Asked about the joint sports activity, Chinese foreign ministry spokeswoman Hua Chunying said Monday at a regular briefing: “Don’t you think that these small tricks conducted by the Philippines and Vietnam are nothing but a farce?”

She also urged Hanoi and Manila to “refrain from taking any actions that may complicate or magnify the dispute” and said that China “exercises indisputable sovereignty over the Nansha Islands and adjacent waters,” referring to the Spratlys by their Chinese name.

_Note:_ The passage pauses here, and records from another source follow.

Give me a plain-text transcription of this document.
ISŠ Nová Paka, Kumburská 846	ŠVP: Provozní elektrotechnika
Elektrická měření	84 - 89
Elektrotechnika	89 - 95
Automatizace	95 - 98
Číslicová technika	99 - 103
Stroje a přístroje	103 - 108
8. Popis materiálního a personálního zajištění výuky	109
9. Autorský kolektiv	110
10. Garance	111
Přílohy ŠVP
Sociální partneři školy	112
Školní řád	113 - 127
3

The first-ever joint games between the Philippine and Vietnamese navies saw them play football and volleyball and were designed to “foster camaraderie” among the troops, Philippine Navy spokesman Lieutenant Commander Gregory Fabic said.

“This also serves as a model of cooperation for the other navies to emulate,” Fabic added, without mentioning China by name.

The Spratlys are a disputed group of reefs, islands and atolls coveted by the Philippines, Vietnam, China, Malaysia, Brunei and Taiwan.

The region is believed to sit atop oil and other mineral deposits and all of the claimants, save for Brunei, have troops in the islands.

Tensions between China and Vietnam have escalated sharply in recent weeks following Beijing’s dispatch of an oil rig to waters surrounding another contested island group, the Paracels.

Last week, Vietnam released dramatic footage showing a large Chinese ship chasing and ramming one of its fishing boats, which then sank near the rig.

Beijing responded Monday by issuing a lengthy defense of its use of the rig on both the foreign ministry website and via the official Xinhua news agency.

“We find it necessary to tell the international community what really happened so as to restore the truth,” Hua said when asked about the document.

China is asking Vietnam to “bring those lawbreakers to account and make full compensations to China,” she added.

The Philippines–which has filed a plea to the United Nations challenging Beijing’s claims to about 70 percent of the South China Sea–said Saturday it was investigating reports that China was reclaiming land in the Spratlys area.

Hua said she was unable to verify or comment on the reports but maintained that “what kinds of activities China is going to conduct in the Nansha Islands is within China’s jurisdiction.”